The phrase “managing expectations” carries a sense of political cynicism — that the public is manipulated by scaling up and down, as needed, the hope and promises of a particular administration. But in a larger sense, managing expectations is the essential business of all politicians, the good ones and the frauds.

The current president doesn’t do that, because he lives only in the now. Detractors who are exasperated by his lying and inconsistency often suggest that it has something to do with logic, that even the indisputable fact of his having said something on videotape is not registered as evidence when he claims never to have said it. It is difficult to know what is inside his head, but from the outside it often seems as if the mendacity is better attributed to a fundamental temporal flaw in his relationship to the world. The past is simply disconnected from the present or only exists to bolster the immediate needs and exigencies of this moment. When the past is inconvenient, the past vanishes. He doesn’t ignore it; rather, it simply ceases to exist.

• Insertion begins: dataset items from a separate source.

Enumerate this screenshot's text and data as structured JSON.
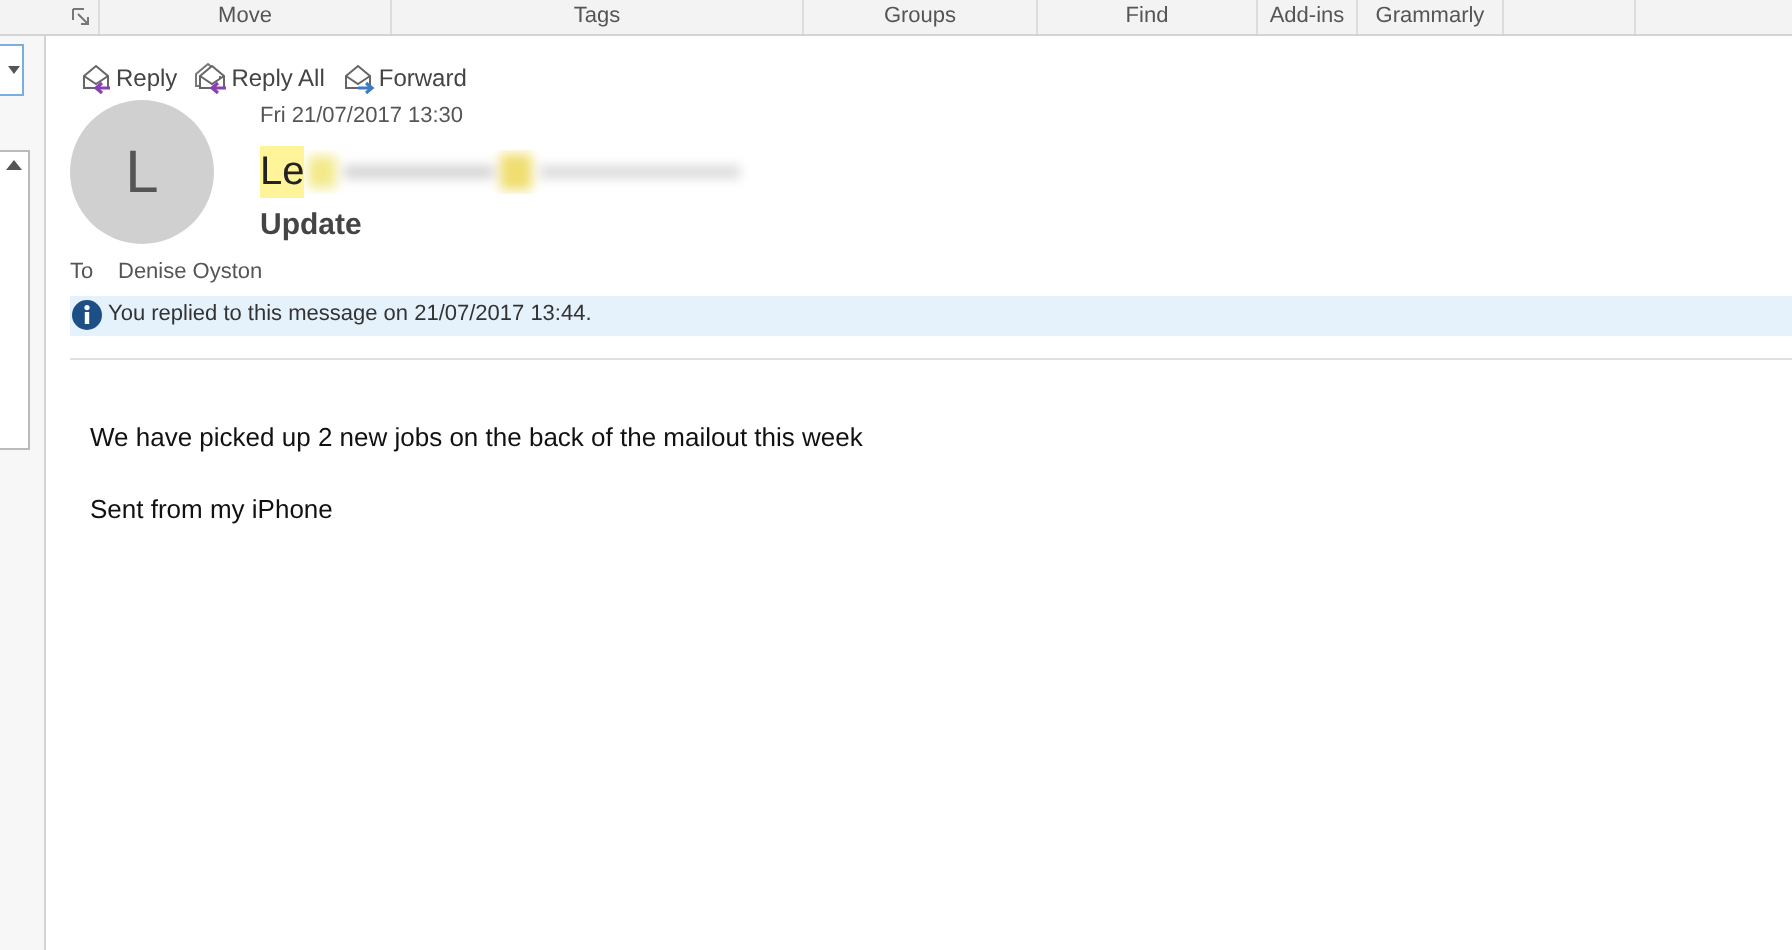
{
  "ribbon_groups": [
    {
      "label": "Move"
    },
    {
      "label": "Tags"
    },
    {
      "label": "Groups"
    },
    {
      "label": "Find"
    },
    {
      "label": "Add-ins"
    },
    {
      "label": "Grammarly"
    }
  ],
  "actions": [
    {
      "label": "Reply",
      "kind": "reply"
    },
    {
      "label": "Reply All",
      "kind": "replyall"
    },
    {
      "label": "Forward",
      "kind": "forward"
    }
  ],
  "message": {
    "avatar_initial": "L",
    "date": "Fri 21/07/2017 13:30",
    "sender_visible": "Le",
    "subject": "Update",
    "to_label": "To",
    "to": "Denise Oyston",
    "info": "You replied to this message on 21/07/2017 13:44.",
    "body": [
      "We have picked up 2 new jobs on the back of the mailout this week",
      "Sent from my iPhone"
    ]
  }
}
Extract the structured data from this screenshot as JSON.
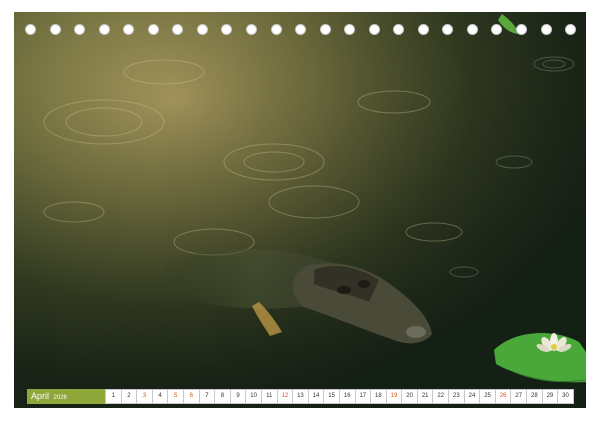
{
  "calendar": {
    "month": "April",
    "year": "2026",
    "days": [
      {
        "label": "1",
        "weekend": false
      },
      {
        "label": "2",
        "weekend": false
      },
      {
        "label": "3",
        "weekend": true
      },
      {
        "label": "4",
        "weekend": false
      },
      {
        "label": "5",
        "weekend": true
      },
      {
        "label": "6",
        "weekend": true
      },
      {
        "label": "7",
        "weekend": false
      },
      {
        "label": "8",
        "weekend": false
      },
      {
        "label": "9",
        "weekend": false
      },
      {
        "label": "10",
        "weekend": false
      },
      {
        "label": "11",
        "weekend": false
      },
      {
        "label": "12",
        "weekend": true
      },
      {
        "label": "13",
        "weekend": false
      },
      {
        "label": "14",
        "weekend": false
      },
      {
        "label": "15",
        "weekend": false
      },
      {
        "label": "16",
        "weekend": false
      },
      {
        "label": "17",
        "weekend": false
      },
      {
        "label": "18",
        "weekend": false
      },
      {
        "label": "19",
        "weekend": true
      },
      {
        "label": "20",
        "weekend": false
      },
      {
        "label": "21",
        "weekend": false
      },
      {
        "label": "22",
        "weekend": false
      },
      {
        "label": "23",
        "weekend": false
      },
      {
        "label": "24",
        "weekend": false
      },
      {
        "label": "25",
        "weekend": false
      },
      {
        "label": "26",
        "weekend": true
      },
      {
        "label": "27",
        "weekend": false
      },
      {
        "label": "28",
        "weekend": false
      },
      {
        "label": "29",
        "weekend": false
      },
      {
        "label": "30",
        "weekend": false
      }
    ]
  },
  "colors": {
    "month_bar": "#8fa63a",
    "weekend_text": "#d2541e",
    "day_text": "#333333"
  },
  "photo": {
    "subject": "alligator-in-water",
    "accent": "water-lily"
  }
}
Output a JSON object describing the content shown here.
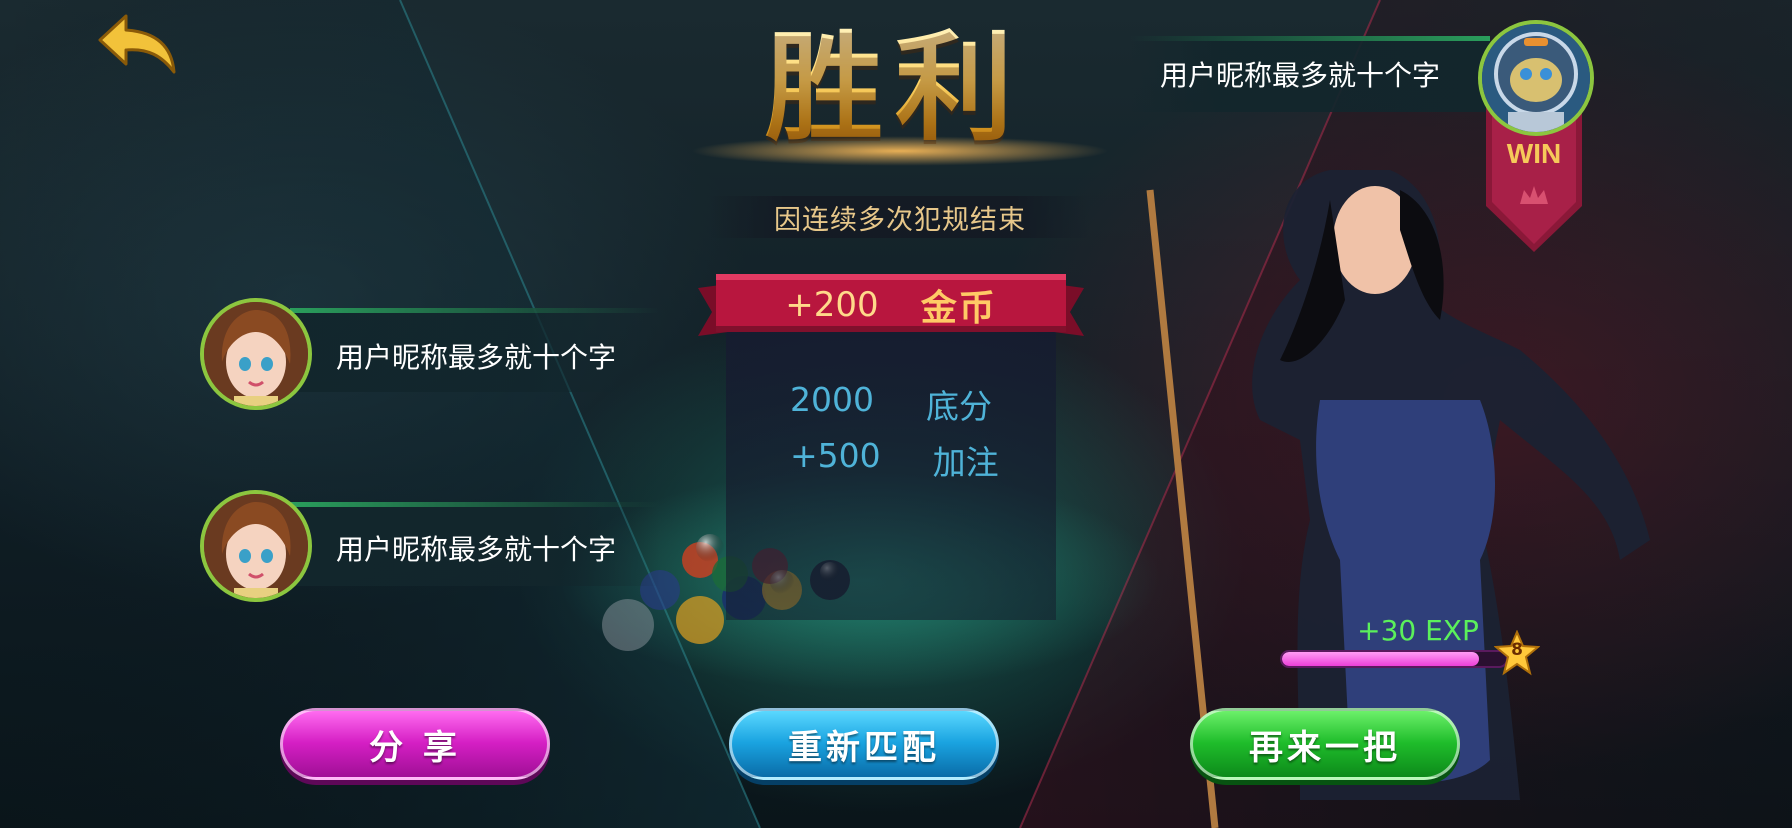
{
  "header": {
    "title": "胜利",
    "reason": "因连续多次犯规结束"
  },
  "reward": {
    "coins_amount": "+200",
    "coins_label": "金币",
    "rows": [
      {
        "value": "2000",
        "label": "底分"
      },
      {
        "value": "+500",
        "label": "加注"
      }
    ]
  },
  "players": {
    "opponents": [
      {
        "name": "用户昵称最多就十个字"
      },
      {
        "name": "用户昵称最多就十个字"
      }
    ],
    "winner": {
      "name": "用户昵称最多就十个字",
      "badge": "WIN"
    }
  },
  "experience": {
    "text": "+30  EXP",
    "level": "8",
    "progress_fraction": 0.88
  },
  "buttons": {
    "share": "分 享",
    "rematch": "重新匹配",
    "play_again": "再来一把"
  },
  "colors": {
    "title_gold": "#ffd76a",
    "reason_text": "#e7c78a",
    "reward_row_text": "#4fb3d8",
    "ribbon_red": "#b8163e",
    "share_button": "#d51fc4",
    "rematch_button": "#1aa3e0",
    "again_button": "#1fbd2b",
    "exp_text": "#5bf05b",
    "avatar_ring": "#8cc63f"
  },
  "icons": {
    "back": "back-arrow-icon",
    "level": "star-icon",
    "crown": "crown-icon"
  }
}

It is impossible to know why he behaves this way, whether it is a psychological or physiological condition or simply an idiosyncratic adaptation that he has learned to use to his benefit. But his influence, as president and as one of the master manipulators of the public sphere, is such that we are all now living some of our lives in that same, strange world of temporal distortion. Yes, it is maddening when people discount facts, evidence and science; but it is even more maddening when they fracture and warp our sense of time itself.

Time is an abstraction. We feel it but can’t really comprehend it. Waiting gives us one sense of time; immersion in a rollicking narrative another sense of it. The current political season, the next 8½ weeks, will probably be felt by most people as a looming period of insanity and stasis. No crisis, no new outrage, no new catastrophe will unsettle the president’s core support; few are likely to alter their vote because of something that happens in the debates or on the campaign trail.

For those deeply disturbed by the real crises, including the potential destruction of our democracy, that are directly attributable to the president, the next months are like that period between a worrying diagnosis and a necessary operation. It’s best not to think of the malignancy and its growth. Just stay calm and wait until the scheduled procedure is done. For those who believe in the president, despite the ever-larger chorus of insiders and intimates (including his own sister) who have raised alarms, documented the abuses and filled out the narrative of his incompetence and cruelty, the coming weeks will be felt with a similar sense of grim, determined impatience.

So, we are all waiting, which is a terrible way to spend time. Waiting is loss, the theft of time, the dissolution of possibilities. But we are waiting for different things.

More than half the population is waiting for time to get back to normal, for one thing to follow another with predictable causality, for Americans to start the long, hard work of rebuilding, repairing and healing their desperately sick country.

And the rest of the country, that portion of the electorate that believes nothing that is happening today has anything to do with what happened four years ago, is also waiting. But waiting for what? For something worse than what has already happened to not happen, again, again.